ECLI:NL:CRVB:2019:728
Centrale Raad van Beroep
- Hoger beroep
- Rechtspraak.nl
Beoordeling van de arbeidsongeschiktheid en WAO-uitkering van appellant na herbeoordeling door het Uwv
In deze zaak gaat het om een hoger beroep van appellant tegen de uitspraak van de rechtbank Zeeland-West-Brabant, waarin de rechtbank het beroep van appellant gegrond verklaarde, maar de rechtsgevolgen van het bestreden besluit in stand liet.

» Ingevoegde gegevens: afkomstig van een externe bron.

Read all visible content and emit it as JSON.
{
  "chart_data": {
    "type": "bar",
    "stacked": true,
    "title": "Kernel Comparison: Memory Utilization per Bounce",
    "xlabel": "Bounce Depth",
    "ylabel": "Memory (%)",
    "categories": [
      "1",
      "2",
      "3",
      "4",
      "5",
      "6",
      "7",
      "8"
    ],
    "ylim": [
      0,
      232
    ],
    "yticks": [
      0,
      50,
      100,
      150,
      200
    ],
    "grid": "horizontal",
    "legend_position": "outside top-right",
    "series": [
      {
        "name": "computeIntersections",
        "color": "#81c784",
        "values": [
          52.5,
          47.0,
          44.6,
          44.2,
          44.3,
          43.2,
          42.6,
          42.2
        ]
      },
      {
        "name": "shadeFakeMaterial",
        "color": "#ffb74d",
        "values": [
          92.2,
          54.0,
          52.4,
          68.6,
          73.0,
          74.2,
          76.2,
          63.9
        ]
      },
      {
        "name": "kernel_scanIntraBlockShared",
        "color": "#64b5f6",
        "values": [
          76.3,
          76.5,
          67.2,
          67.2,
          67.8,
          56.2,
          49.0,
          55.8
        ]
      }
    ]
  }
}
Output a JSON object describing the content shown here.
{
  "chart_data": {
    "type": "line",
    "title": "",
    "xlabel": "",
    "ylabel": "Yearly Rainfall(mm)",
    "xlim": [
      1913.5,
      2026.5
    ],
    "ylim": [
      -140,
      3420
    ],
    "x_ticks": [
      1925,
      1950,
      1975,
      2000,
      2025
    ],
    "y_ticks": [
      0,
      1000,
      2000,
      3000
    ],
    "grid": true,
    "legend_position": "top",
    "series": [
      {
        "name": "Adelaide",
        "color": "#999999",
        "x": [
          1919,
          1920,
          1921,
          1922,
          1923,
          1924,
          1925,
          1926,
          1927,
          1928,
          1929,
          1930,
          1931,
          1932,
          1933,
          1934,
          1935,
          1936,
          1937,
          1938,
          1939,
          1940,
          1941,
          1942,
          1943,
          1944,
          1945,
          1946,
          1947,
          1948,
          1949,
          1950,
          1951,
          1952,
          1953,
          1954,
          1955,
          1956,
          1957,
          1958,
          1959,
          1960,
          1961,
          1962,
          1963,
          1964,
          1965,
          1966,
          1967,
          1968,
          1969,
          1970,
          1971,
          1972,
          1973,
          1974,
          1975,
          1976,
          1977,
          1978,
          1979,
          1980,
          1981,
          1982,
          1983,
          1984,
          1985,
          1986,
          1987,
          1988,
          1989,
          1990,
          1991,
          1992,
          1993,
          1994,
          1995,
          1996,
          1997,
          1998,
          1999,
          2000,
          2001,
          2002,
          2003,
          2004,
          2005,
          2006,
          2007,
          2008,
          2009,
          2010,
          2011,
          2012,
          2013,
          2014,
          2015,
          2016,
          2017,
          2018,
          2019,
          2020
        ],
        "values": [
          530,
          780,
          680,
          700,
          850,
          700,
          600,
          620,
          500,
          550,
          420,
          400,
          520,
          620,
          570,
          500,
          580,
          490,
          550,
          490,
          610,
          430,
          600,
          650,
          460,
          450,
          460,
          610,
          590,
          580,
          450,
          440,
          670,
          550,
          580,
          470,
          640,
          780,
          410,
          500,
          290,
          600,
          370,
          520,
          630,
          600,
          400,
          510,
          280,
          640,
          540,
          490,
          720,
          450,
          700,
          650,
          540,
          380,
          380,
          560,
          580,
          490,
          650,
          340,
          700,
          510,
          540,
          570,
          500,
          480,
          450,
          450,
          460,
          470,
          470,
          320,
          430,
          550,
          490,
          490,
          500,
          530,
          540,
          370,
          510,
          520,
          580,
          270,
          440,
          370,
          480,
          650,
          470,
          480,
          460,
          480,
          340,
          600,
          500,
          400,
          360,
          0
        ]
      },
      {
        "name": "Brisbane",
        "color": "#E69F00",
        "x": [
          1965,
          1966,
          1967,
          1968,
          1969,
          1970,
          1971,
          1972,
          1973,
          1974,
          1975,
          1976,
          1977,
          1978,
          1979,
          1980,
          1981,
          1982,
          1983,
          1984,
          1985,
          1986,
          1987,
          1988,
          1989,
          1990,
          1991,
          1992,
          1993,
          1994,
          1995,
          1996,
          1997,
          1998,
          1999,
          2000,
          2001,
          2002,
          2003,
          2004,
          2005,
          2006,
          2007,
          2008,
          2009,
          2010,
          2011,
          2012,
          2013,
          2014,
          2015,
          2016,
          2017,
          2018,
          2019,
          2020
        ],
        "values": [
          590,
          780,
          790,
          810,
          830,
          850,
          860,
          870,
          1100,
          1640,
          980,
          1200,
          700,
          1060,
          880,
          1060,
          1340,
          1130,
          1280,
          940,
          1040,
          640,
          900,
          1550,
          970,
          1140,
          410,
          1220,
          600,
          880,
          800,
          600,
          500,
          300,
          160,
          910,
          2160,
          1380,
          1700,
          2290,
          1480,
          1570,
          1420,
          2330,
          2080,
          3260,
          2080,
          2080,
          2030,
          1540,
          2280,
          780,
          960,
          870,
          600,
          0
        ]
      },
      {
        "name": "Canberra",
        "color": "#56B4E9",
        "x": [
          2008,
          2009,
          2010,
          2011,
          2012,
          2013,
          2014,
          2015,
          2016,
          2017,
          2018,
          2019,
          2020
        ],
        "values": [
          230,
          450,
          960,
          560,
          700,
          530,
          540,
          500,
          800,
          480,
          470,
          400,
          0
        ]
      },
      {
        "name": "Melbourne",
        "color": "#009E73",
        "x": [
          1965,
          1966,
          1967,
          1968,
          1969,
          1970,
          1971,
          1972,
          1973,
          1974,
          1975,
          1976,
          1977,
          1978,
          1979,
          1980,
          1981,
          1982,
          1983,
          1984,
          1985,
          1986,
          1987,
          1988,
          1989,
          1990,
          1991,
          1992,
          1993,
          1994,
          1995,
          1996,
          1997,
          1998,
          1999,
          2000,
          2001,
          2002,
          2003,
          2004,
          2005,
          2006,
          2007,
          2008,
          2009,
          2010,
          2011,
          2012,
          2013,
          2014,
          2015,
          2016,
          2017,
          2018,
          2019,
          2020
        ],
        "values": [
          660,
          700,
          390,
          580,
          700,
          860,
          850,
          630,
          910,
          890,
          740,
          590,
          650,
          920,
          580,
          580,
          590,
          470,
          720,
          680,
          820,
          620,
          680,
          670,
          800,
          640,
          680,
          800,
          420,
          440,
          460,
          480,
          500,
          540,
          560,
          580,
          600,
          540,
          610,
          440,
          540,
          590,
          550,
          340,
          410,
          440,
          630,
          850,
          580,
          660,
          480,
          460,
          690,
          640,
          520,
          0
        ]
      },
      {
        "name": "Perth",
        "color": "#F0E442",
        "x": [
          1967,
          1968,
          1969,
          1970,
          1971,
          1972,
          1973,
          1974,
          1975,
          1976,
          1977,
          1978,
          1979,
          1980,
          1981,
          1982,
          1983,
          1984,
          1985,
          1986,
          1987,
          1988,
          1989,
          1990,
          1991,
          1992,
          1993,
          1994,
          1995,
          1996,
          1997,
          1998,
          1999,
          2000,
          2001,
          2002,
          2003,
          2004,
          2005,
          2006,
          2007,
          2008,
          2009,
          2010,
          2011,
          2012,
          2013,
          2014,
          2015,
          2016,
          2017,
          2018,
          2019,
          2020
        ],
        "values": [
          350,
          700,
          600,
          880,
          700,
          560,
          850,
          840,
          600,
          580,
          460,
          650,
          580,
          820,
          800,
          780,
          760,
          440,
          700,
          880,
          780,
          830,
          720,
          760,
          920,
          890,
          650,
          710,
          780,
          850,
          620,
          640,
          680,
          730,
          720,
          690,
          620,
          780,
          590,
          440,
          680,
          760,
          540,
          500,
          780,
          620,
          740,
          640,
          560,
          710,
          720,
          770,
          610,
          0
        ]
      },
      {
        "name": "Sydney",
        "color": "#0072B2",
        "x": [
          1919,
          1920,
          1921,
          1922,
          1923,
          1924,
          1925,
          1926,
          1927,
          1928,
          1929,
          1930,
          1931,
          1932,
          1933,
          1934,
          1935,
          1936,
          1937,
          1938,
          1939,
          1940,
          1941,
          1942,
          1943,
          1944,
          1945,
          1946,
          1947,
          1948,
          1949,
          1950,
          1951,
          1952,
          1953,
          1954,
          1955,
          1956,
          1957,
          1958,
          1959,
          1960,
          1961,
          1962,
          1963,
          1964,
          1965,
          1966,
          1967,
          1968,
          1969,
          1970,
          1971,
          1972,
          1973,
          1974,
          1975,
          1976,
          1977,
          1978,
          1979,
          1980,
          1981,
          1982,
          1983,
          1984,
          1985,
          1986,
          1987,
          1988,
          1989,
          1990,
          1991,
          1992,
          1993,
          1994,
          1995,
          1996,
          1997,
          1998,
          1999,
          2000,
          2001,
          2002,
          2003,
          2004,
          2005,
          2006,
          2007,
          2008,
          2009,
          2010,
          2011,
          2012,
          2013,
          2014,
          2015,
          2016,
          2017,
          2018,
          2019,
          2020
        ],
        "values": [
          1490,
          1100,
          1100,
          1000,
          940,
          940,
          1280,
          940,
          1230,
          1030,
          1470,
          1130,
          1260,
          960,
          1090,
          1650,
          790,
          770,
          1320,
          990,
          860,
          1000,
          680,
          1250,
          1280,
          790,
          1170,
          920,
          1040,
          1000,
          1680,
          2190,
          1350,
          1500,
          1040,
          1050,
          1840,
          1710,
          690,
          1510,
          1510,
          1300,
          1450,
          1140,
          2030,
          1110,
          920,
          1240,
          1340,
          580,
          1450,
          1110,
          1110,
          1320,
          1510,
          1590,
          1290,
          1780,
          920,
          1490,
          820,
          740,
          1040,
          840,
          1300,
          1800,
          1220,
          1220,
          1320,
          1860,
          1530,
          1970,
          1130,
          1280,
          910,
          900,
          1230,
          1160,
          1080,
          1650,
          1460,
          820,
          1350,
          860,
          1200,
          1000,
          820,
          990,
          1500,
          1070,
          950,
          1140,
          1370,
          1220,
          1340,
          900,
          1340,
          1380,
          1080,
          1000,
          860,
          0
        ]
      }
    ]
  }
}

Appellant, die sinds 2001 arbeidsongeschikt is, ontving een WAO-uitkering die in 2008 werd verlaagd naar 25 tot 35%. Na een verzoek om herbeoordeling in 2015, stelde het Uwv de uitkering opnieuw vast op 25 tot 35%. Appellant maakte bezwaar, maar het Uwv handhaafde zijn besluit. De rechtbank oordeelde dat het medisch onderzoek zorgvuldig was uitgevoerd en dat de verzekeringsartsen de klachten van appellant adequaat hadden beoordeeld. Appellant ging in hoger beroep, waarbij hij aanvoerde dat onvoldoende rekening was gehouden met zijn klachten. De Centrale Raad van Beroep bevestigde de uitspraak van de rechtbank, oordelend dat het Uwv terecht geen toegenomen arbeidsongeschiktheid had vastgesteld. De Raad concludeerde dat de verzekeringsartsen de belastbaarheid van appellant correct hadden ingeschat en dat de voorbeeldfuncties passend waren. De uitspraak van de rechtbank werd bevestigd, en er werd geen proceskostenveroordeling opgelegd.